Торг еще не начинался: и торговцы, и покупатели столпились около «криницы», вода которой только что освящалась духовенством. Богослужение шло к концу. Вот церковный притч в золотых ризах дал место мирянам, и те плотной стеной, но чинно, шаг за шагом, с обнаженными головами, потянулись по деревянным мосткам к освященному источнику. Здесь каждый наклонялся к воде и либо черпал ее себе кружкой, кувшинчиком, либо просто брал ее горстью, чтобы окропить себе темя, омыть лицо.

Вдруг сердце в груди у Курбского екнуло и шибко забилось. В ряду богомольцев, возвращавшихся от родника, он разглядел толстяка Биркина, а рядом с ним стройную девушку в праздничном малороссийском платье. То была, конечно, Маруся, но не прежняя бойкая, цветущая Маруся, а какое-то угнетенное, как бы убитое горем существо: круглое пригожее личико ее вытянулось, поблекло; глаза углубились, окаймились темными кругами.

— Что она: недомогала, знать, сильно? — тихо спросил Курбский запорожца.

Тот покосился на стремянного, с интересом также засмотревшегося на невиданное зрелище, и тихо же ответил:

— Да, братику, занеможешь, небось! Глядеть на дивчину — вчуже жалость берет! На солнышко просвечивает.

— Так она замуж-то идет не по доброй воле?

— Наступя на горло да по доброй воле! Хоть и держит нареченного в отдалении от себя, да дяде-то слова супротивного тоже молвить не смеет. Пуще же того по другом милом дружке она тужит, — с обычным добродушным лукавством прибавил казак, — без него ей и цветы-то не цветно цветут, и деревья не красно растут. А вот и он, вишь, злодей ее!

— Где? Который?

— А вон сейчас за ней, мозглявец. Образина-то одна уж чего стоит, продувная, богопротивная! Глазенки, что зверьки, по сторонам так вот и рыскают; а рожа оспой, что поле ржаное, вспахана: только засеять да заборонить. Сам Господь молодчика отметил.

При виде нареченного Маруси, на душе у Курбского стало еще тоскливей. Ужели ей жизнь прожить за этим «отмеченным»? Не жизнь то, а мука смертная! Как бы вызволить бедняжку?

Данило словно заглянул в душу молодого князя.

— Одно средство только и есть, — сказал он.

— Какое?

— Увозом увезти. «Краденый конь не в пример дешевле купленного обойдется», — сказал цыган.

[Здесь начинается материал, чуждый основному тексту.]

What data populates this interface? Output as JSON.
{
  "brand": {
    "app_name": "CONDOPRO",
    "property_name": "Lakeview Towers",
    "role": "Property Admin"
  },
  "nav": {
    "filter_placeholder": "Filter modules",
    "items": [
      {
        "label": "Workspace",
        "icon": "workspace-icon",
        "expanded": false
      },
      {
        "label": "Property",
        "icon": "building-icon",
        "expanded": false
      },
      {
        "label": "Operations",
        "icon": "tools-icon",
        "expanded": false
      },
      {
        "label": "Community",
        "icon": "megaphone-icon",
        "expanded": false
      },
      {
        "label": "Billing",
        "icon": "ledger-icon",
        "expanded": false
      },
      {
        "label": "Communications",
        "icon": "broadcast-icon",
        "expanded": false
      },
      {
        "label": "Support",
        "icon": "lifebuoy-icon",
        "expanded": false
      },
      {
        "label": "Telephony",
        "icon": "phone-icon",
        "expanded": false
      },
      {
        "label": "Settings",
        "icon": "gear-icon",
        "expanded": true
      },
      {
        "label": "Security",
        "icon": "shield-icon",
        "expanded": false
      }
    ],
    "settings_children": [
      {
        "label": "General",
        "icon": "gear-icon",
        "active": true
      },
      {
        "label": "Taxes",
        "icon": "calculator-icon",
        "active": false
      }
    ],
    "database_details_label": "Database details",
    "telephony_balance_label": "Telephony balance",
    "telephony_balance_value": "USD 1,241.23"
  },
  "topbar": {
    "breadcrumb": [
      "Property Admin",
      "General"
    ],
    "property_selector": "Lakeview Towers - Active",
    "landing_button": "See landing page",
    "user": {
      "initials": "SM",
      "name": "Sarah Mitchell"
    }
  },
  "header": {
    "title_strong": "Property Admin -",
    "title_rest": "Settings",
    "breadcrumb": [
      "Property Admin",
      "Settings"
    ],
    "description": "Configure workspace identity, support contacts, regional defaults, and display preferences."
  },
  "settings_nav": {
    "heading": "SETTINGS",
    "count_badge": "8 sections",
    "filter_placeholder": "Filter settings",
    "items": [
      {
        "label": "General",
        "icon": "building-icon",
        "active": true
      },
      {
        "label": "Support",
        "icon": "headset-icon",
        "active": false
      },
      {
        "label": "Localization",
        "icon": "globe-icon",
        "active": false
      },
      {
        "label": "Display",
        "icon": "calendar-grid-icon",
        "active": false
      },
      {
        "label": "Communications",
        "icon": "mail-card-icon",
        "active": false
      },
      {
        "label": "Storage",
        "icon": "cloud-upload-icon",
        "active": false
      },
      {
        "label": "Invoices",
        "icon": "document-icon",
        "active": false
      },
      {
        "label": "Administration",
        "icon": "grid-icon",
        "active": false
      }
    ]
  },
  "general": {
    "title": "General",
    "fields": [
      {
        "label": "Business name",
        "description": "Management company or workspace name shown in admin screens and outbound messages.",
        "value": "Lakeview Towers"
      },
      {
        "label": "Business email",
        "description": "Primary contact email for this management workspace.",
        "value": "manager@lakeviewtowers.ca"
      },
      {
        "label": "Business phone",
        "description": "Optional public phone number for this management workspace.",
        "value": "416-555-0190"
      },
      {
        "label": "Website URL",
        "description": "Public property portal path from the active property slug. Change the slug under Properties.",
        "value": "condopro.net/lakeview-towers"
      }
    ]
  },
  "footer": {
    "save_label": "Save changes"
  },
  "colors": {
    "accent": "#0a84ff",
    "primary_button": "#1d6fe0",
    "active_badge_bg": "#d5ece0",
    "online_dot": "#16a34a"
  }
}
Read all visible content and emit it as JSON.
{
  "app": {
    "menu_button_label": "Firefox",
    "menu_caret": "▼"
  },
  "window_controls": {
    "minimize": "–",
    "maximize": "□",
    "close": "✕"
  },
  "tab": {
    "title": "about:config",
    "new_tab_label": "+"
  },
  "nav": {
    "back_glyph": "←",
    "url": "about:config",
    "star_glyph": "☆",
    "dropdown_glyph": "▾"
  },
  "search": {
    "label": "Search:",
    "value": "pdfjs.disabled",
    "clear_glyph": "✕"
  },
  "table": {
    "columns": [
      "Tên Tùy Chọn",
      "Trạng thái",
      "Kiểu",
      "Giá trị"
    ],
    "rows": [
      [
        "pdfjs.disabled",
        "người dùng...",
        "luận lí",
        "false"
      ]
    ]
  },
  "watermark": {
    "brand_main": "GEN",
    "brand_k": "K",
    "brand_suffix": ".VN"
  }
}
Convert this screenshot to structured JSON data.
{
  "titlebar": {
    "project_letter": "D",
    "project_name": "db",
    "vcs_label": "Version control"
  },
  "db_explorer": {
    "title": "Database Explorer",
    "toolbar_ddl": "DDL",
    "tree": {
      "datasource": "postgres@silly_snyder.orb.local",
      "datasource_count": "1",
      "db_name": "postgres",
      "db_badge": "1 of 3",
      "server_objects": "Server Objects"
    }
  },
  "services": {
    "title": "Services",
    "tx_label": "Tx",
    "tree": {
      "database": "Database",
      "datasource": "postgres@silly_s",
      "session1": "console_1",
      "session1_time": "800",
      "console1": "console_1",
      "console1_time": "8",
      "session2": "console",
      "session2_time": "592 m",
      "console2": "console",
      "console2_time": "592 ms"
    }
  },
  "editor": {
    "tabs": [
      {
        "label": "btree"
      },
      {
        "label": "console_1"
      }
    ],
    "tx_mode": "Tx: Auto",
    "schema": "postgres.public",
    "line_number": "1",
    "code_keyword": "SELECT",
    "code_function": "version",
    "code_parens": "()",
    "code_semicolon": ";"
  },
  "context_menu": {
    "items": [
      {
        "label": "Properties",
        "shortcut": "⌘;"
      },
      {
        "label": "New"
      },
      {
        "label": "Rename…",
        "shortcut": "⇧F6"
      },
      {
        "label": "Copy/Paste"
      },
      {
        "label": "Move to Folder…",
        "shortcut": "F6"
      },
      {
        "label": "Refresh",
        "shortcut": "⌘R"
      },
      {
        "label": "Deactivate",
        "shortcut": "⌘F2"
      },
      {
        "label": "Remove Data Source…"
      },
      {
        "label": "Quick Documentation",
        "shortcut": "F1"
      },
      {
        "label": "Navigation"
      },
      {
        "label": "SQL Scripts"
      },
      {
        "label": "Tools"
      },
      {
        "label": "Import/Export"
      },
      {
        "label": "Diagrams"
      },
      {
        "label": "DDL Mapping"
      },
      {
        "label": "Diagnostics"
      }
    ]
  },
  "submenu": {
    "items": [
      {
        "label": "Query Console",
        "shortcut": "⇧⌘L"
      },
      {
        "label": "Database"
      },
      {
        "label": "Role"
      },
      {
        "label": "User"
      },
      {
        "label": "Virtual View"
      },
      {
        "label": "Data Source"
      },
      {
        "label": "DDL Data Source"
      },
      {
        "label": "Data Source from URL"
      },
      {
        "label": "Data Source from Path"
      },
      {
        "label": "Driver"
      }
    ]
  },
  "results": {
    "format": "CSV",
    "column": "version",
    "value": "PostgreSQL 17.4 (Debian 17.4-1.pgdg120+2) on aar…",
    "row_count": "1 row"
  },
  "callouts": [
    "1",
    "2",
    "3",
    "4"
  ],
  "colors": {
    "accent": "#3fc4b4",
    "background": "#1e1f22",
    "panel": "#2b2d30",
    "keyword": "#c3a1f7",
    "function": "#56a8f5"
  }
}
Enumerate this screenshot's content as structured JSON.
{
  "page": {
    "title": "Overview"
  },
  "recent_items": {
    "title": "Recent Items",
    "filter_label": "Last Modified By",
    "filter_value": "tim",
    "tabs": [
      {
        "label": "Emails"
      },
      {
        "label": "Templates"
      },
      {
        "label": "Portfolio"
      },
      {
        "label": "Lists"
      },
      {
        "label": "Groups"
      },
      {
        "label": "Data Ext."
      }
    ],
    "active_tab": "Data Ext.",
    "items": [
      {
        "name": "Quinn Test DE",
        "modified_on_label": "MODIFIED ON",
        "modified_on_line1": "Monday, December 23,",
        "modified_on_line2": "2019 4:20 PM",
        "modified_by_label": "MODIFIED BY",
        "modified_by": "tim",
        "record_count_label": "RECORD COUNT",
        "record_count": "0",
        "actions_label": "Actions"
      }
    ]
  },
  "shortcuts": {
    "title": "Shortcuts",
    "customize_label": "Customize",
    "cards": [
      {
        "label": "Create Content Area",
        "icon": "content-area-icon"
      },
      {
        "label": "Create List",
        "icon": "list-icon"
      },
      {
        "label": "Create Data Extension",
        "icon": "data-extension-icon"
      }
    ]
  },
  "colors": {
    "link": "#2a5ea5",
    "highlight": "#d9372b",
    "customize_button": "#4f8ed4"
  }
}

Курбский, хотя сам не так давно еще замышлял сделать то же со своею родной сестрою, теперь почему-то наотрез отверг предложенную меру.

— Гляди-ка: торг никак зачинается, — промолвил он и, отдав коня своему парубку, сам с Данилою сошел по крутой тропинке в балку.

Ярмарочное движение живой волной подхватило, понесло их.

— Что покупаешь, господин честной?

— К нам пожалуйте, к нам, милостивцы!

— Почетный покупатель дороже денег: задаром отдаем.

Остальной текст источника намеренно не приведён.